Translation Configuration Reference#

This page describes the YAML configuration file that you provide for the translate stage: the keys you set or override, how backtranslation quality scores show up in Parquet output columns, and which rows are omitted from the final benchmark.parquet when quality filtering is enabled.

Required Keys#

Key	Notes
`expt_name`	Directory name under `output_dir` for caches and final artifacts.
`dataset_path`	Existing `benchmark.parquet` from a generation run.
`output_dir`	Parent directory for `expt_name`.
`source_language`	BCP-47 style tag (for example `en-US`).
`target_language`	Target locale tag (for example `hi-IN`).
`translation_model_config`	Dictionary with `backend_type`, `params`, and optional `stage` and `segment_stage`.
`backtranslation_quality_metrics`	Non-empty list; each element is a dictionary with `type` and `threshold`.

Quality Metrics#

Each type must be sacrebleu, chrf, or ter. Each threshold must be nonnegative.
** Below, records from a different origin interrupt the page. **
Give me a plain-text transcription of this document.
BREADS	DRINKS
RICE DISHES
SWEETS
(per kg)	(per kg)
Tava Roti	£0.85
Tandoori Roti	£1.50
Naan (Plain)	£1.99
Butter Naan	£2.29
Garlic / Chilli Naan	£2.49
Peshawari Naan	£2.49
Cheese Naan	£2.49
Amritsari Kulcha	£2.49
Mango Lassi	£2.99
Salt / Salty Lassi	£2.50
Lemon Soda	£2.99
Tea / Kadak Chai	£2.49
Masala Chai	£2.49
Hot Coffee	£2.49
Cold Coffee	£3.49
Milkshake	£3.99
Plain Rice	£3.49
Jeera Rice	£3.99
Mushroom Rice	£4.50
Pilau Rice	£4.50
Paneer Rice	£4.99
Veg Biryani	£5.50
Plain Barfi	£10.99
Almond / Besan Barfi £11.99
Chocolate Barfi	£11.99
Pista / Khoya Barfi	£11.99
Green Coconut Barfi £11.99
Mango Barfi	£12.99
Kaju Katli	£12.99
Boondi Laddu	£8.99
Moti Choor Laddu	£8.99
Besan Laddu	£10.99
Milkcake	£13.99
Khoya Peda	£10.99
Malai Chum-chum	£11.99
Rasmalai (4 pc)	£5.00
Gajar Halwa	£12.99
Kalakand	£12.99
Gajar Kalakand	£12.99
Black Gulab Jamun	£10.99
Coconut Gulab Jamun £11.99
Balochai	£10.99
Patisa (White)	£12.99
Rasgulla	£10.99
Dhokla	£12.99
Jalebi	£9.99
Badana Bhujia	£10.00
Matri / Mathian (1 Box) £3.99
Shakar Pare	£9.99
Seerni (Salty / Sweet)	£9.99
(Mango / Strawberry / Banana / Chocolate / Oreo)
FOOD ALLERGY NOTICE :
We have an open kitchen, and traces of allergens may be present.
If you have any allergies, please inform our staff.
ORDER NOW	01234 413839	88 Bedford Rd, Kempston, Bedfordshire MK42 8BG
NeMo Curator writes one numeric score column and one boolean pass column per configured metric, for example score_chrf and score_chrf_passed. The column is_quality_metric_passed is true on a row when every per-metric pass column is true for that row.

Each score compares the original benchmark text with the round-trip backtranslation from the target locale, using sentence-level APIs from the sacrebleu library.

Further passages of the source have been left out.